Bring back the cubicles. Open offices are done not for collaboration and openness, but done to save money
Which is why they are so ironic. Most open-offices reduce employee's sense of privacy, motivation and has tons of other negative effects. What began as a money saving scheme ends up costing more to the company, but goes completely unnoticed by those who initiated the change.
A pair of Bose QC25's has been my most objectively productive purchase this last year. I highly recommend anyone in an open plan office to buy some, or something like them - they're expensive but worth every cent.
I find it odd that it's up to employees to fix the toxic work environment of the employers, especially when we need to cash out hundreds of dollars.

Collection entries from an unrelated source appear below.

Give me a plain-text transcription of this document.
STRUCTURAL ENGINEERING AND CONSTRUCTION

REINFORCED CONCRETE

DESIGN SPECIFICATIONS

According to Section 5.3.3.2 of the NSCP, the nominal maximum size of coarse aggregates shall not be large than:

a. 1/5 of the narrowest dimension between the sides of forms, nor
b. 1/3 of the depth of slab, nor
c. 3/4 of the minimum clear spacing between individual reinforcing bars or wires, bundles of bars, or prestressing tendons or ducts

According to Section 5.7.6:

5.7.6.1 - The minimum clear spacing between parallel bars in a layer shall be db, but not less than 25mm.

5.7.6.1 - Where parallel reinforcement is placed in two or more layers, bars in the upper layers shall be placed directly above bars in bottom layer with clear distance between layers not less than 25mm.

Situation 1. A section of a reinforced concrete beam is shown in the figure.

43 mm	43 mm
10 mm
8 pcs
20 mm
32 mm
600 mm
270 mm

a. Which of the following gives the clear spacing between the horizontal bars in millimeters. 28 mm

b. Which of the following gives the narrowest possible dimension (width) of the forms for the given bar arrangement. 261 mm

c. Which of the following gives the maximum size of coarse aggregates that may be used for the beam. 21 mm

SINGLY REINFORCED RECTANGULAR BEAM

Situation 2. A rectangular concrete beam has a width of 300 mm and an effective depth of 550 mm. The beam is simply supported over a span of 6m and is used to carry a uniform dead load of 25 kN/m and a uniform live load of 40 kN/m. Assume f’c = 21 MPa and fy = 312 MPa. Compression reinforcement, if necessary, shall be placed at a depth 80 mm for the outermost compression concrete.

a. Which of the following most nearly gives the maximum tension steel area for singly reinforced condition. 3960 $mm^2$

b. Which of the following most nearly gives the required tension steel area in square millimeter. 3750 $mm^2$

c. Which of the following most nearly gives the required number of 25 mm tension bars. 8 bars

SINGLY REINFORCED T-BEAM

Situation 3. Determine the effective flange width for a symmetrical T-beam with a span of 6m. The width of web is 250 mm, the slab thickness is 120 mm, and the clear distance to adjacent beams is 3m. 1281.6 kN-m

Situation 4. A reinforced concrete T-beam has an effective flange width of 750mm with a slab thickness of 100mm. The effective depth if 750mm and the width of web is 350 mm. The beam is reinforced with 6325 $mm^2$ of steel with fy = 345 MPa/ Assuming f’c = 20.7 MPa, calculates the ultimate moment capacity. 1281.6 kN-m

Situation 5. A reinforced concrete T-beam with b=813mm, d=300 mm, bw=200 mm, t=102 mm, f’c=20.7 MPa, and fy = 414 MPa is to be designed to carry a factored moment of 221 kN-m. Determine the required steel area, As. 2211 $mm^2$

You're right. However, in most cases a lowly worker bee in an office environment doesn't really have too many options. Several years ago I was in a really bad office noise situation and I went out and bought Bose QC-15 headphones for $300. It was the best $300 I ever spent. I still have them and I still regularly use them in my home office. When they break, I plan to buy another pair.
Well, I agree, but I think that horse has bolted long ago. The article discusses the risk of extended loud listening with headphones, which employees buy themselves (I've never heard of an employer buying headphones).

My point was that as long as you're buying headphones anyway, buy some good noise-cancelling ones, and you'll mitigate a lot of the risks in the article. It does suck that it's on employees to do this, but here we are.